Как мне потом рассказали, к нему иногда захаживал его старый приятель, тоже скульптор. Чайку попить, обсудить чего, посоветоваться иногда. Ну, и от случая к случаю этот его знакомый пользовался, так сказать, нашей мастерской. То что-нибудь рисовал, а то что-нибудь лепил. Так вот. Оказалось, что у него на днях пропала работа. Женская обнажёнка. Небольшая такая, сантиметров двадцать пять — тридцать высотой, слова доброго не стоит, а всё равно труда жалко. Так они вдвоём её неделю искали. И в аудитории, и в подсобке. Представляете, неделю! Все стеллажи перерыли, только-только по подставке и опознали. А ведь если разобраться, не так уж и велики были внесённые мною изменения. Я же ведь реставратор, человек по профессии деликатный, я же всегда подходил с уважением к руке предыдущего мастера.
Вот, собственно, и вся история.
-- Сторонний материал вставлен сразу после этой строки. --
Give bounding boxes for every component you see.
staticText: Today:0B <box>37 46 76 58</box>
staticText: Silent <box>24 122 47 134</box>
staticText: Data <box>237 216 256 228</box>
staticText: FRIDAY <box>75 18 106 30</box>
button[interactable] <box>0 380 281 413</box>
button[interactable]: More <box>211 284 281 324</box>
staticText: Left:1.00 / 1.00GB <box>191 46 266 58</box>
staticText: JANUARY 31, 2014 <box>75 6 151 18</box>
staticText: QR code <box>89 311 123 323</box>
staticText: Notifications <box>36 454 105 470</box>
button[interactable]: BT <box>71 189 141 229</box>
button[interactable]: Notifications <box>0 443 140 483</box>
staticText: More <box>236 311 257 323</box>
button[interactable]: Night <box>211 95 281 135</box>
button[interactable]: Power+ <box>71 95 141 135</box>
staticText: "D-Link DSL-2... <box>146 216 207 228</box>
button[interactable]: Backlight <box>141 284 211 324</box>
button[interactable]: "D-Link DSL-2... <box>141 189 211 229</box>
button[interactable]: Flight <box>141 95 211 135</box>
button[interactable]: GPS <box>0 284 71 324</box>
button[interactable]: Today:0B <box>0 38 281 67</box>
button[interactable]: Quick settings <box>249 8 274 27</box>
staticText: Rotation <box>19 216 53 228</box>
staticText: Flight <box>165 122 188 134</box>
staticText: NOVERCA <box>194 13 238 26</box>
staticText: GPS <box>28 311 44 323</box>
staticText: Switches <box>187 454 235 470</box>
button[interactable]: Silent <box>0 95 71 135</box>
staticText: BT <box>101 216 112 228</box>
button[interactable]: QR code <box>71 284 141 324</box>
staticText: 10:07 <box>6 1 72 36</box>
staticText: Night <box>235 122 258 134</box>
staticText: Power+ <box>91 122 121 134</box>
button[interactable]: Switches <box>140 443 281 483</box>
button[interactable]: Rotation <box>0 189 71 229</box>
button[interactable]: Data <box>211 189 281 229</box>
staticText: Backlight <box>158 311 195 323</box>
Может, конечно, некоторые спросят меня: «А к чему ты это, Дима, всё нам рассказал? Итог-то каков? В чём суть-то?»
Да как вам сказать? Сессию ту я сдал и пятёрку по скульптуре мне в итоге зачли, а университет потом я всё равно бросил и в дальнейшем посвятил себя реставрации изделий из дерева: мебели и иных предметов декоративно-прикладного искусства. Так что никто ничего не выиграл, как, впрочем, никто ничего и не проиграл. Только что вот сама история мне кажется занятной. Порою прямо аж зудит, как рассказать её хочется.